Once the deal closes, China's gold industry competitive landscape will be directly reshaped. Based on 2025 production, Zijin Mining's annual gold output will jump from 90 tons to 104.3 tons (approximately 3.68 million ounces), breaking the 100-ton barrier, further consolidating its domestic leadership and steadily advancing toward global top gold giant status.
Concurrently, Zijin Mining has committed to resolving同业竞争 issues within 60 months of gaining control. Chifeng Gold will become its differentiated gold listed platform, precisely targeting resource acquisition opportunities at different levels and strengthening full-chain integration capabilities.
Controversies and risks remain unavoidable. The announcement clearly states that final deal completion still requires multiple preconditions, including anti-monopoly review, exchange compliance confirmation, and Chifeng Gold shareholder approval, with uncertainty remaining about the control change's realization.
More market attention focuses on the target asset's profit pressure. In 2025, impacted by significant cost increases at the Wassa Gold Mine in Ghana, Chifeng Gold's per-gram operating cost for gold production rose to 326 yuan, with all-in sustaining cost reaching 373 yuan per gram. The Wassa Gold Mine's all-in sustaining cost hit $1,973 per ounce, approaching current international gold price levels. If gold prices experience sustained significant corrections in the future, the target's performance will face substantial downward pressure, significantly diminishing the transaction's profit expectations.

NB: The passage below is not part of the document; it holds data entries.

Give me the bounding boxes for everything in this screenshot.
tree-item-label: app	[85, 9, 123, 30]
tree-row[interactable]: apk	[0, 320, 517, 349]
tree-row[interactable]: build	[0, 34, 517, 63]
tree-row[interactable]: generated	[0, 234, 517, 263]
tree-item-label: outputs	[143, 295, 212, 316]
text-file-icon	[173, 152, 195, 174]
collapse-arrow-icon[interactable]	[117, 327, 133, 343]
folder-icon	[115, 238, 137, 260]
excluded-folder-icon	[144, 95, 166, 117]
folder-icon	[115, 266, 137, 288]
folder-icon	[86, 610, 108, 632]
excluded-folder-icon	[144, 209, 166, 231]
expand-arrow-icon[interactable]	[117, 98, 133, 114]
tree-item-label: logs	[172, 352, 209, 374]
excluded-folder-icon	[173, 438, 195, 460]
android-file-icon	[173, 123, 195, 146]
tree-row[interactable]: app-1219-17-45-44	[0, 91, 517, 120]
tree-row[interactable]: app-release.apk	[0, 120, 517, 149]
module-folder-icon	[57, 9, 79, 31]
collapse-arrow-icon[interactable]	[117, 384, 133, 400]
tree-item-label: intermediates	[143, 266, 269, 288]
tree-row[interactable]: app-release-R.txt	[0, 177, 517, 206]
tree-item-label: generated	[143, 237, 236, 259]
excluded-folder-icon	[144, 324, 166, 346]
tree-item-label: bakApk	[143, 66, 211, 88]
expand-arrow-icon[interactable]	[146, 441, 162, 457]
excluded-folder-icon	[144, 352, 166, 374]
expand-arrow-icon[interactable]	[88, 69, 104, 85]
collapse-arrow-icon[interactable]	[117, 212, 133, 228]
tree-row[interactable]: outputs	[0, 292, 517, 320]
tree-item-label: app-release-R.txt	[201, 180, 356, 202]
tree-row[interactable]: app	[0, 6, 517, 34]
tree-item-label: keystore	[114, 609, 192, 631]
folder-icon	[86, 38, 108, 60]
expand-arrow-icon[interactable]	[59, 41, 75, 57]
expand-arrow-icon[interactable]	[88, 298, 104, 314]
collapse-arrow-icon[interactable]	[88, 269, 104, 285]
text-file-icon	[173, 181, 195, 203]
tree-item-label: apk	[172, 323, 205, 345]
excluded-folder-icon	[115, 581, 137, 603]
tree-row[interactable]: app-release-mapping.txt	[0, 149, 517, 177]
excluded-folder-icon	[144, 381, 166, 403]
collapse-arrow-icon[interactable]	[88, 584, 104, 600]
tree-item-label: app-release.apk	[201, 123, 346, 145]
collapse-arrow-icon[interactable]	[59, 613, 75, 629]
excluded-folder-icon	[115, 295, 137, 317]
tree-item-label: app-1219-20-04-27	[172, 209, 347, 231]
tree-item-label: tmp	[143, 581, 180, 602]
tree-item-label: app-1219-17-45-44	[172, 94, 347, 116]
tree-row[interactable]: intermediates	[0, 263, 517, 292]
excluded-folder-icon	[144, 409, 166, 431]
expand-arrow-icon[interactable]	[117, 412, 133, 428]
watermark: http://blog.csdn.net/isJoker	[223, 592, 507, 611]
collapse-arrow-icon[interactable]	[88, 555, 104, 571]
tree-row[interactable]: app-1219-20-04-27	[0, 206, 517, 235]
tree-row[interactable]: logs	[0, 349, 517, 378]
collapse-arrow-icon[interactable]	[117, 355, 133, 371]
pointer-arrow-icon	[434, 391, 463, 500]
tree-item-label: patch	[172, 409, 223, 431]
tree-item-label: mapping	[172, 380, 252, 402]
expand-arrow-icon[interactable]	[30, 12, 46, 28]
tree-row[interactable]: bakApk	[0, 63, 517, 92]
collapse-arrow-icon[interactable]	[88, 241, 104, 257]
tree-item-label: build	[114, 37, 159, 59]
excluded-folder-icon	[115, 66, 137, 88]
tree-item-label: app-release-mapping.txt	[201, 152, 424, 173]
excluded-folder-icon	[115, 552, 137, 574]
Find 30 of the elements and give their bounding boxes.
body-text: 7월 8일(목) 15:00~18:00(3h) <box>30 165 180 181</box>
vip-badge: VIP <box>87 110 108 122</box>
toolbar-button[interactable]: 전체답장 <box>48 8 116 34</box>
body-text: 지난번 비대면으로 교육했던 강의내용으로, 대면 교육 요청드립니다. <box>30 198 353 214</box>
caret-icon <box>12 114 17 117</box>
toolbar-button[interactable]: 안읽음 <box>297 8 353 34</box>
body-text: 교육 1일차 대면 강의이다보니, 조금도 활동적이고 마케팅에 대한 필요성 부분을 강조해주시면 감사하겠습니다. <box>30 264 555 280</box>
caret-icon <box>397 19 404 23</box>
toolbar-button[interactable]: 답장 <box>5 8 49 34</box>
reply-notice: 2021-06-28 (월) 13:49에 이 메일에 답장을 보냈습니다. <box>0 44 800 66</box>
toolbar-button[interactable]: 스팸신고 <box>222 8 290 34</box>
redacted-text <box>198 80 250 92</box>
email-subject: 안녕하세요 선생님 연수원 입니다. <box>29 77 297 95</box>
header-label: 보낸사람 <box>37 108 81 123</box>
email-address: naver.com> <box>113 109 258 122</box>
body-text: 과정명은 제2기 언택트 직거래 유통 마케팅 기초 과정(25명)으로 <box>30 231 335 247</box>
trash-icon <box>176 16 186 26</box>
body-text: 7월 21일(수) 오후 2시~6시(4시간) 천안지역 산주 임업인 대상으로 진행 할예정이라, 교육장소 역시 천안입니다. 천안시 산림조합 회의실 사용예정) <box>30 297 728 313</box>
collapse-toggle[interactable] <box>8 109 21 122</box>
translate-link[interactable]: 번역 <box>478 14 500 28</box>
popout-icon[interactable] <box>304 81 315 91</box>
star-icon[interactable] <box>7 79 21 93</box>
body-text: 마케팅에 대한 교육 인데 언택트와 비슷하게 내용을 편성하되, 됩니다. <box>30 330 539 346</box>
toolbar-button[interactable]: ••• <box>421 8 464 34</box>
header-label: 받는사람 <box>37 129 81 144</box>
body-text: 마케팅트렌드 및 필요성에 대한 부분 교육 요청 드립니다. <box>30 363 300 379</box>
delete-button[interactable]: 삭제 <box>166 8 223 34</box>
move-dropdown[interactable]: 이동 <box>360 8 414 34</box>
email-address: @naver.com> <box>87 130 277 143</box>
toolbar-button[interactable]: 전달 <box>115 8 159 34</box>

From founder Zhao Meiguang's backdoor listing to the professional team achieving global layout, to being acquired by the industry leader at the performance peak, Chifeng Gold's 14-year capital journey concludes in this manner.
For Zijin Mining, this acquisition, breaking its own precedent, represents both a continuation of its "resources first" strategy and a proactive move in reshaping the global gold industry landscape. Amid global monetary system turbulence and intensifying competition for core resources, the curtain has risen on consolidation among China's gold industry leaders.